Warren joined Rev. Pat Robertson of the Christian Broadcasting Network (CBN) and Tullian Tchividjian, one of Graham’s grandsons, in discussing with host Laura Ingraham the life and legacy of the humble North Carolina farm boy who found Christ at 16 and went on the share the Gospel with more than 215 million people around the world.
“Not only were they integrated ethnically and skin-color, [but] they were also integrated with all of the different traditions of Christianity. He said everybody’s got to be at the table,” Warren recalled of Graham.
“He put Catholics and Calvinists on the stage, and he put Protestants and pentecostals, and he put charismatics and fundamentalists and charismatics, and they were all there together. Some people got mad at that but he said, ‘I’m not coming if they aren’t all there,'” Warren said.
Robertson recalled that Graham delivered the keynote address in 1979 for the dedication of CBN’s main studio headquarters in Virginia Beach, Virginia, and that Graham was a constant encourager.
Robertson pointed to the evangelist’s humility as the key to his appeal.
“He always talked about the cross — he never talked about himself,” Robertson said. He was always humble. Never once did he ever take on some kind of airs about being a hot-shot even though he was the pre-eminent evangelical in the world.”
“He always talked about the cross — he never talked about himself,” Robertson said.
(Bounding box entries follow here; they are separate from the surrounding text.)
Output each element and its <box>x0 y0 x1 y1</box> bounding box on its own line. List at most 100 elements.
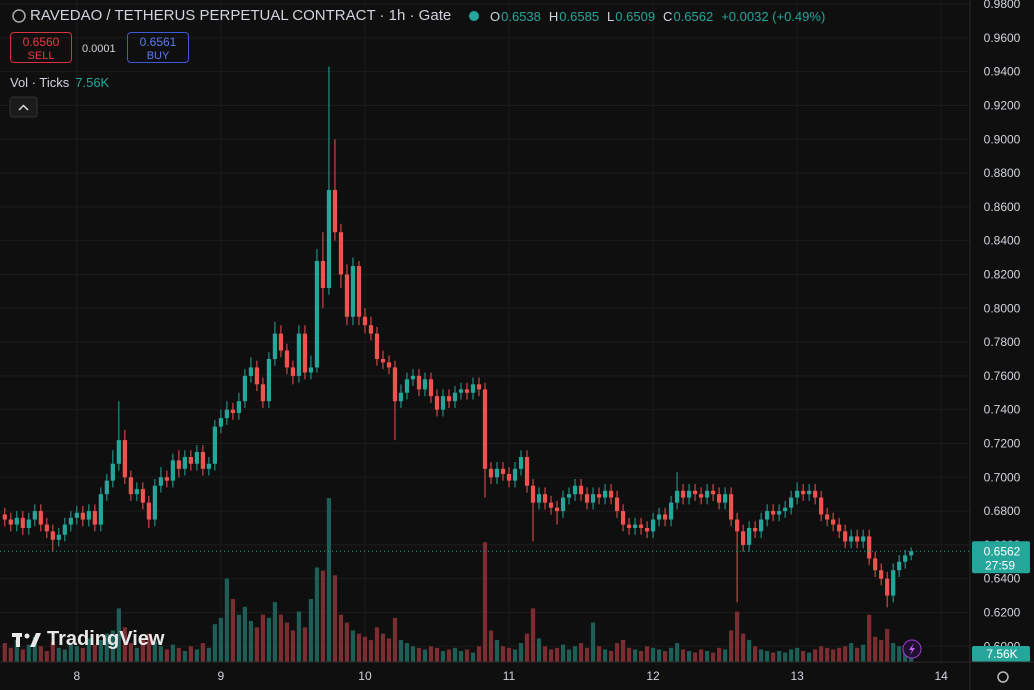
volume-bar <box>741 633 746 662</box>
candle-body <box>218 418 223 427</box>
candle-body <box>326 189 332 288</box>
volume-bar <box>74 646 79 662</box>
settings-button[interactable] <box>997 671 1009 683</box>
candle-body <box>332 189 338 233</box>
candle-body <box>801 490 806 495</box>
volume-bar <box>116 608 121 662</box>
volume-bar <box>320 570 326 662</box>
volume-bar <box>548 649 554 662</box>
volume-bar <box>158 646 163 662</box>
candle-body <box>284 350 290 368</box>
candle-body <box>440 396 446 410</box>
candle-body <box>747 527 752 545</box>
volume-bar <box>608 650 614 662</box>
volume-bar <box>753 646 758 662</box>
last-volume-box <box>972 646 1030 662</box>
candle-body <box>512 468 518 481</box>
candle-body <box>422 379 428 390</box>
volume-bar <box>32 636 37 662</box>
volume-bar <box>813 649 818 662</box>
volume-bar <box>218 617 223 662</box>
volume-bar <box>560 644 566 662</box>
volume-bar <box>266 617 272 662</box>
candle-body <box>584 494 590 503</box>
volume-bar <box>506 647 512 662</box>
ohlc-value: 0.6585 <box>559 9 600 24</box>
volume-bar <box>837 647 842 662</box>
volume-bar <box>542 646 548 662</box>
candle-body <box>729 494 734 520</box>
y-tick-label: 0.6200 <box>984 605 1021 619</box>
spread: 0.0001 <box>82 43 116 55</box>
candle-body <box>602 490 608 498</box>
candle-body <box>704 490 710 498</box>
volume-bar <box>668 647 674 662</box>
candle-body <box>566 494 572 498</box>
countdown-label: 27:59 <box>985 558 1015 572</box>
candle-body <box>554 507 560 512</box>
volume-bar <box>230 598 235 662</box>
x-tick-label: 14 <box>935 669 949 683</box>
volume-bar <box>680 649 686 662</box>
bolt-icon <box>909 643 915 655</box>
candle-body <box>50 531 55 540</box>
x-tick-label: 13 <box>790 669 804 683</box>
candle-body <box>650 519 656 532</box>
volume-bar <box>536 638 542 662</box>
candle-body <box>170 460 175 481</box>
sell-button[interactable]: 0.6560 SELL <box>10 32 72 63</box>
volume-bar <box>434 647 440 662</box>
volume-bar <box>26 644 31 662</box>
volume-bar <box>650 647 656 662</box>
volume-bar <box>722 649 728 662</box>
volume-bar <box>704 650 710 662</box>
volume-bar <box>248 621 254 662</box>
candle-body <box>464 389 470 393</box>
candle-body <box>698 494 704 498</box>
ohlc-legend: O0.6538 H0.6585 L0.6509 C0.6562 +0.0032 (+0.… <box>490 9 833 24</box>
buy-button[interactable]: 0.6561 BUY <box>127 32 189 63</box>
volume-bar <box>692 652 698 662</box>
candle-body <box>254 367 260 385</box>
volume-bar <box>104 633 109 662</box>
candle-body <box>819 497 824 515</box>
volume-bar <box>885 628 890 662</box>
y-tick-label: 0.9400 <box>984 65 1021 79</box>
candle-body <box>308 367 314 373</box>
volume-bar <box>674 643 680 662</box>
volume-bar <box>819 646 824 662</box>
candle-body <box>392 367 398 402</box>
logo-icon <box>12 633 41 647</box>
candle-body <box>338 232 344 275</box>
candle-body <box>74 512 79 518</box>
volume-bar <box>422 649 428 662</box>
volume-bar <box>530 608 536 662</box>
volume-bar <box>596 646 602 662</box>
volume-bar <box>771 652 776 662</box>
volume-bar <box>662 650 668 662</box>
collapse-button[interactable] <box>9 96 38 118</box>
volume-bar <box>891 643 896 662</box>
volume-bar <box>8 647 13 662</box>
sell-price: 0.6560 <box>22 35 60 49</box>
volume-bar <box>110 630 115 662</box>
sell-label: SELL <box>27 50 55 62</box>
volume-bar <box>254 627 260 662</box>
x-tick-label: 10 <box>358 669 372 683</box>
candle-body <box>765 511 770 520</box>
candle-body <box>494 468 500 478</box>
volume-bar <box>290 630 296 662</box>
y-tick-label: 0.7200 <box>984 436 1021 450</box>
ohlc-value: 0.6509 <box>615 9 656 24</box>
candle-body <box>302 333 308 373</box>
volume-bar <box>188 646 193 662</box>
volume-bar <box>458 650 464 662</box>
volume-bar <box>392 617 398 662</box>
volume-bar <box>236 614 241 662</box>
volume-bar <box>338 614 344 662</box>
last-price-box <box>972 541 1030 574</box>
volume-bar <box>644 646 650 662</box>
volume-bar <box>452 647 458 662</box>
candle-body <box>272 333 278 359</box>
Tchividjian said Graham in private often displayed a great sense of humor but rarely realized just how funny he was. “Daddy Bill, that’s what we called him. he didn’t realize he was funny, but he had a remarkable sense of humor. Never took himself too seriously.”
Graham also didn’t think he was humble, Tchividjian said, but he also insisted that “it’s hard to be proud when you begin each day with God.”